In a society in which ideological and informational divides continue to define broader ruptures in our culture and politics, the pandemic has now created a situation in which differences in opinion and perspective lead people to experience very different, tangible worlds. We’ve always chosen to participate in different activities, associate with different groups, and join different organizations, but this goes beyond the fact that. This goes to the movie theater, that most common and quintessential of shared American social experiences. You may live in a world where movie theaters still exist. I do not. I find that strange and fascinating.
Anyway, I don’t want to get bogged down in which perspective is right and which is wrong, what our responsibilities are towards limiting the impact of the pandemic, the science, the news, the political messaging, and all of that. It’s Friday, after all. Can we ever just take a break from all the damn noise?

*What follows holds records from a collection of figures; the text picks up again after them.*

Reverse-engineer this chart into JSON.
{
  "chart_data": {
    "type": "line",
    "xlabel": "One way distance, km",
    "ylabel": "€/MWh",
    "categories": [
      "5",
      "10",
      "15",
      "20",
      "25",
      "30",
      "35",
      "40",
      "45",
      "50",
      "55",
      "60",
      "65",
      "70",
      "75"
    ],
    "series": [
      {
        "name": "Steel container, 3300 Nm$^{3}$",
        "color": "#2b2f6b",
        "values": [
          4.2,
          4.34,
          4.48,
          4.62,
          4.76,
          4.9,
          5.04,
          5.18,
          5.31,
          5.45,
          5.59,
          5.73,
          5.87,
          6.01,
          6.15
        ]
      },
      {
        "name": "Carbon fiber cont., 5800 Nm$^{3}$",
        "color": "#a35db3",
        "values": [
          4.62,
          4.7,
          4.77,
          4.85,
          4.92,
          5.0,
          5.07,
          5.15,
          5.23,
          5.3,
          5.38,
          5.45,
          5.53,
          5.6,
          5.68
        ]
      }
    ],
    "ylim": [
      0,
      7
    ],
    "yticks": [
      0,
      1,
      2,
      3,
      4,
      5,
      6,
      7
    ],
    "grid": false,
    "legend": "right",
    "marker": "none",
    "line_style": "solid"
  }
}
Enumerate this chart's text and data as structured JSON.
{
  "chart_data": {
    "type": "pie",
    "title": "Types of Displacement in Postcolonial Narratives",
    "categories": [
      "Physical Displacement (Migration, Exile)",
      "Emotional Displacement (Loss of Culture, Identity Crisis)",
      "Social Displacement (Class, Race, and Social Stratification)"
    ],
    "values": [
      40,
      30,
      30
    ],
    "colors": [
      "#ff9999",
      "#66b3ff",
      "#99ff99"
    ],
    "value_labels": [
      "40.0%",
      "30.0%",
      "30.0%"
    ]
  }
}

No, what I am curious about is who out there is actually going to movies. I miss the movies. I almost envy those whose risk-tolerance is calibrated in such a way that they are allowing themselves to go to the movies. Our tolerance for movies during the pandemic strikes me as a different sort of gauge than our comfort level with returning to the office or sending our kids back to school. We don’t need the movies like we need a job or education. It’s a different sort of risk-reward equation.
But then, don’t we all, at least on some level, need the movies? Especially at a moment so chaotic and upsetting as our own, wouldn’t it be nice to go into a cool room, watch the lights go down, and let ourselves enter a different world if only for a few hours?
I’d really like that right now, but I’m waiting. Are you? Who among you would feel comfortable catching a flick this weekend? Let us know.